Abbildung 1. Overgrooming im Bereich des kaudoventralen Abdomens. © Dr Stephanie Köbrich
Abbildung 2. Overgrooming in der Sakralregion. © Sarah Warren
Overgrooming ist die häufigste Ursache der felinen symmetrischen Alopezie (FSA), eines der vier wichtigsten Hautreaktionsmuster bei Katzen. Die anderen zentralen Reaktionsmuster sind Juckreiz an Kopf und Hals, die Effloreszenzen des eosinophilen Granulomkomplexes und die miliare Dermatitis.
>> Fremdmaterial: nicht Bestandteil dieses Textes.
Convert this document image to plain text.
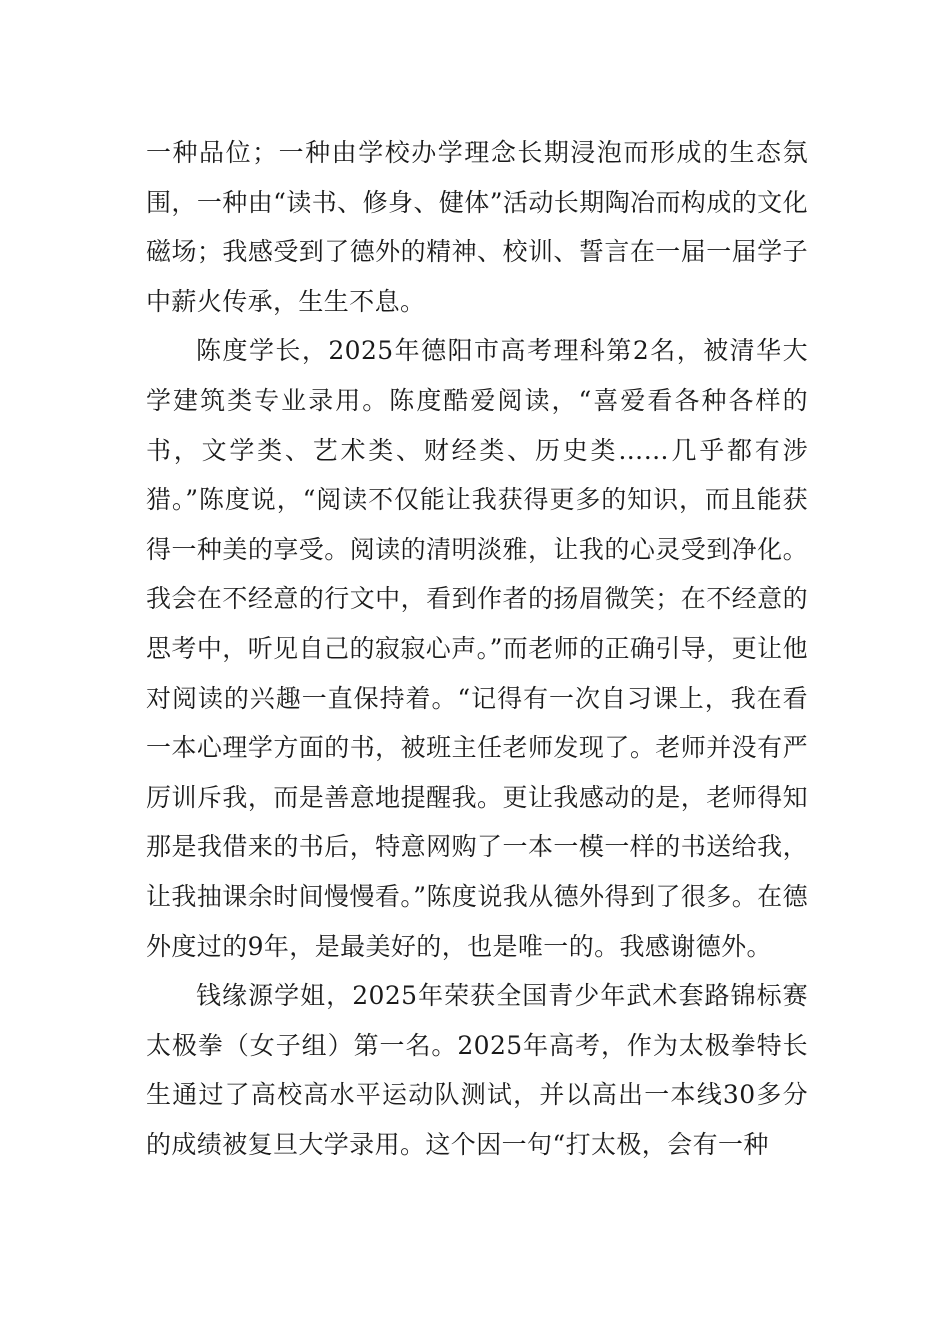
一种品位；一种由学校办学理念长期浸泡而形成的生态氛围，一种由“读书、修身、健体”活动长期陶冶而构成的文化磁场；我感受到了德外的精神、校训、誓言在一届一届学子中薪火传承，生生不息。

陈度学长，2025年德阳市高考理科第2名，被清华大学建筑类专业录用。陈度酷爱阅读，“喜爱看各种各样的书，文学类、艺术类、财经类、历史类……几乎都有涉猎。”陈度说，“阅读不仅能让我获得更多的知识，而且能获得一种美的享受。阅读的清明淡雅，让我的心灵受到净化。我会在不经意的行文中，看到作者的扬眉微笑；在不经意的思考中，听见自己的寂寂心声。”而老师的正确引导，更让他对阅读的兴趣一直保持着。“记得有一次自习课上，我在看一本心理学方面的书，被班主任老师发现了。老师并没有严厉训斥我，而是善意地提醒我。更让我感动的是，老师得知那是我借来的书后，特意网购了一本一模一样的书送给我，让我抽课余时间慢慢看。”陈度说我从德外得到了很多。在德外度过的9年，是最美好的，也是唯一的。我感谢德外。

钱缘源学姐，2025年荣获全国青少年武术套路锦标赛太极拳（女子组）第一名。2025年高考，作为太极拳特长生通过了高校高水平运动队测试，并以高出一本线30多分的成绩被复旦大学录用。这个因一句“打太极，会有一种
Alle vier Muster treten als Reaktion auf eine große Bandbreite unterschiedlicher zugrunde liegender Erkrankungen auf 3 (Tabelle 1). Früher wurde diese Erkrankung als „feline endokrine Alopezie“ bezeichnet, heute weiß man jedoch, dass die Mehrzahl der FSA-Fälle keinen endokrinen Hintergrund hat, sondern durch Overgrooming als Reaktion auf Juckreiz verursacht wird 4.
Overgrooming (selbstinduzierter Haarverlust) | Spontaner Haarverlust |
---|---|
Pruritus
• Parasiten
Flöhe
Läuse
Demodex-Milben (D. gatoi)
Cheyletiella-Milben
Otodectes-Milben
Notoedres-/Sarcoptes-Milben
Neotrombicula spp.
• Dermatophytosen
• Überempfindlichkeiten
Flohstichüberempfindlichkeit
Futtermittelüberempfindlichkeit
Umweltüberempfindlichkeit
Arzneimittelreaktion
• Hyperthyreose
Psychogene Alopezie
Schmerz, Neurodermatitis, Neuralgie (selten)
|
Endokrinopathien
• Hyperadrenocorticismus
• Diabetes mellitus
• Hypothyreose
Paraneoplastische Alopezie
Neoplasie
• Epitheliotropes T-Zelllymphom
Infektionen/Ektoparasiten
• Dermatophytose
• Demodex-Milben
Andere
• Trichorrhexis nodosa
• Degenerative Mucinotic Mural Folliculitis
• Telogenes Effluvium
• Pseudopelade
• Alopecia areata
• Exzessiver physiologischer Haarverlust
|
Wenn eine Katze mit symmetrischer Alopezie zur Untersuchung vorgestellt wird, muss zunächst mit Hilfe einer gründlichen und systematischen Vorgehensweise geklärt werden, ob es sich tatsächlich um die Folge von Overgrooming handelt oder – seltener – um einen spontanen Haarverlust. Voraussetzung hierfür sind ein sorgfältiger Vorbericht, eine gründliche dermatologische und allgemeine klinische Untersuchung sowie einige grundlegende diagnostische Tests.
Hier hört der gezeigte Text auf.